In SageMaker terminology, each input data set is a "channel" and we can name them however we like... Just make sure you're consistent about what you call each one!

For a simple input configuration, a channel spec might just be the S3 URI of the folder. For configuring more advanced options, there's the s3_input class in the SageMaker SDK.

In [None]:
# TODO: Define your 2 data channels (train and test)
# The data can be found in: "s3://{bucket_name}/mnist/training" and "s3://{bucket_name}/mnist/testing"
# We can use either the s3_input (which gives us additional configuration options), or a plain string:


## Algorithm ("Estimator") Configuration and Run
Instead of loading and fitting this data here in the notebook, we'll be creating a Sklearn Estimator through the SageMaker SDK, to run the code on a separate container that can be scaled as required.

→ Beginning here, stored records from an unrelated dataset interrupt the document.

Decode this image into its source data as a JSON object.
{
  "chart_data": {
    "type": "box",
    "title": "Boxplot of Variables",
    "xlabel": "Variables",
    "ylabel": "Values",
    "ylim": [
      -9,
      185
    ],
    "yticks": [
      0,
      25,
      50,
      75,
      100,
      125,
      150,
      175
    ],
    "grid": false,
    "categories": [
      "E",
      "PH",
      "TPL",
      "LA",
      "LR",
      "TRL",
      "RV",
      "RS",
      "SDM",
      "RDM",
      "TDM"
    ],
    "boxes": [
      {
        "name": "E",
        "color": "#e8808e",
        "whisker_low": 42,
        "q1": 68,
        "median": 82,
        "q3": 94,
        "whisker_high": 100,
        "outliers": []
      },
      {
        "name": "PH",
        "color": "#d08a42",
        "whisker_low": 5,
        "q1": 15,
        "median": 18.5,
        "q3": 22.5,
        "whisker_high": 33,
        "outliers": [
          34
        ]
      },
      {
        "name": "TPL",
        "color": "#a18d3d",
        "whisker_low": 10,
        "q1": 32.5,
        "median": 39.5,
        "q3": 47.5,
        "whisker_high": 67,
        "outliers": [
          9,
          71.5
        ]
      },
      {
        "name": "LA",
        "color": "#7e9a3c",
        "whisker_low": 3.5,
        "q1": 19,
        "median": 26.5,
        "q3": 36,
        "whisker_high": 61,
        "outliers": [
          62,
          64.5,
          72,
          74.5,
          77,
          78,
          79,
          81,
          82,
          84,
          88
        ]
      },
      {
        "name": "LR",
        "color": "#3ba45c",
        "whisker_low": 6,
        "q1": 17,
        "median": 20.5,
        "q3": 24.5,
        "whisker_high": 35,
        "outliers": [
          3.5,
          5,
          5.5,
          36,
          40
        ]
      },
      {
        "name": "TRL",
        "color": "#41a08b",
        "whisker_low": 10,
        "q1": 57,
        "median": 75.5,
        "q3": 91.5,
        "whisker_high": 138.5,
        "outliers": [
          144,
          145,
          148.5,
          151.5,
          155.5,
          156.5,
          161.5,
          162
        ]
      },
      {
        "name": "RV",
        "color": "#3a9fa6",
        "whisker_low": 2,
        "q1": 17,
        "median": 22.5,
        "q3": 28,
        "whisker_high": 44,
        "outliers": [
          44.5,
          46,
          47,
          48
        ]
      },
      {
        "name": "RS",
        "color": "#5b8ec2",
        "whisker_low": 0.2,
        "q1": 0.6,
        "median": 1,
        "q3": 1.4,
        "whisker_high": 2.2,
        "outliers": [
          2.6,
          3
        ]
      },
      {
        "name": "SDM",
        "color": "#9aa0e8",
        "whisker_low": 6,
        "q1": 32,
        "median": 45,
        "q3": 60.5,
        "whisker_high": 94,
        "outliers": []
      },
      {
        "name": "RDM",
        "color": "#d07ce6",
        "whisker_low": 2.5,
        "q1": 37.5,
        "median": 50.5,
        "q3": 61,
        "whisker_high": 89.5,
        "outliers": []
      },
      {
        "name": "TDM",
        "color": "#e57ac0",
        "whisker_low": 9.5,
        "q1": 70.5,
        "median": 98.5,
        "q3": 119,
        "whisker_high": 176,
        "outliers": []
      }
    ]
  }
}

The ["Using SKlearn with the SageMaker Python SDK"](https://sagemaker.readthedocs.io/en/stable/frameworks/sklearn/using_sklearn.html#using-scikit-learn-with-the-sagemaker-python-sdk) docs give a good overview of this process. You should run your estimator in script mode (which is easier to follow than the old default legacy mode) and as Python 3.

▶️ Use the **[src/main.py file](src/main.py) already prepared for you** in your local directory as your entry point to port code into. This includes a basic template, but with more TODOs you'll need to fill in.

In [None]:
# TODO: Define your estimator using SKlearn framework


> ⚠️ **Before running the actual training job** on SageMaker, we suggest running your script locally using the example command below.
>
> This can help you find and fix errors faster, because you won't need to wait for the job to start up each time.

In [None]:
!python3 ./main.py --train ./data --test ./data --model-dir ./data/model --n_estimators=100 --min_samples_leaf=3

## Run the SageMaker Training Job

When you're ready to try your script in a SageMaker training job, you can call `estimator.fit(...)` as we did in previous exercises: Specifying your input data location(s).

When training is complete, the training job will automatically upload the saved model to S3 for deployment.

In [None]:
# TODO: Call the fit function, passing in the data you uploaded to S3 earlier


## Deploy and Use Your Model (Real-Time Inference)
We are now ready to deploy our model to Sagemaker hosting services and make real time predictions

In [None]:
# TODO: Deploy your trained model to a real time endpoint


Let's now send some data to our model to predict.

Note you'll need to send the correct input fields the model expects (X_test only, excluding label column), and will need to send it in a [format supported](https://sagemaker.readthedocs.io/en/stable/frameworks/sklearn/using_sklearn.html#get-predictions) by the deployed endpoint.

In [None]:
# TODO: Load some test data to test your model with, in the same format as it was trained on


In [None]:
# TODO: Invoke your endpoint and return the predictions